Last June, the Senate overwhelmingly passed a bill to increase the size of the Army by 20,000 persons, and a month earlier the House voted to add 30,000 soldiers and 9,000 Marines by 2007.
If current trends continue, several military experts have told American Free Press, voluntary enlistments will not even dent the number of troops America will need for its global over-commitments.
What is going to happen in late August at the Republican National Convention in New York City many will see as a precursor of what will take place when the nation starts drafting young men, and perhaps even women, for the military.
It is expected that hundreds of thousands of demonstrators will converge upon New York to protest the Bush administration's involvement in Iraq, a situation that may become similar to what happened in Chicago in 1968, when the Vietnam War and the selection of Vice President Hubert Humphrey for the presidency at the Democratic convention there sparked massive protests that turned violent.
There are already signs that there will be massive demonstrations against the Bush administration's war in Iraq at the New York convention, and with the possibility of terrorist acts a major consideration, federal, state and local police officials are clearly concerned that the massive demonstrations they expect may turn very ugly.
When the federal government initiates a draft to meet its military manpower needs, which it no longer can do under an all-volunteer system, something the Pentagon clearly knows, there will be an outpouring of public sentiment against it.
Drafting means that a government program to conscript young men, and probably women, taking into account the inefficient and unworkable unisex military, is likely to cause a flap that will dwarf the Vietnam War protests, by example, and may equal the Civil War-era draft riots in New York in ferocity. Those riots required military force to control.

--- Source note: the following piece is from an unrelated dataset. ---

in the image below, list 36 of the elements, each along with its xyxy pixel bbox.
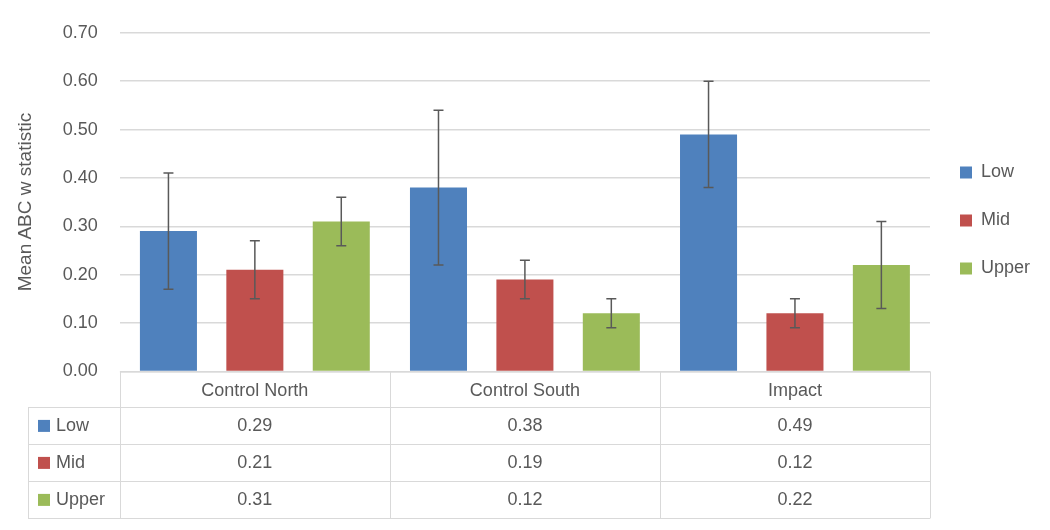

Already campus protesters are warming up to fight the coming draft.
As an example, a recent article in The Daily Texan, the student newspaper of the University of Texas, President Bush's home state, compared the draft to slavery, because “someone else owns your body and mind.”
Actually, the Pentagon has already instituted a sort of draft, called “stop-loss orders.”
It has blocked the retirement of 40,000 soldiers, many from the National Guard and reserves, both of which have been drawn down to dangerous levels by extended deployments, which has wrecked the recruitment process to procure the needed manpower.
The Pentagon currently has in place a recruitment program to find 11,000 volunteers to reactivate 2,000 local draft boards around the nation, which should make it obvious that there is a draft looming just down the road.
Neither President Bush nor the Democratic nominee, Sen. John Kerry, is likely to bring the matter up until after the presidential election. That would, they realize, be a political “no-brainer.”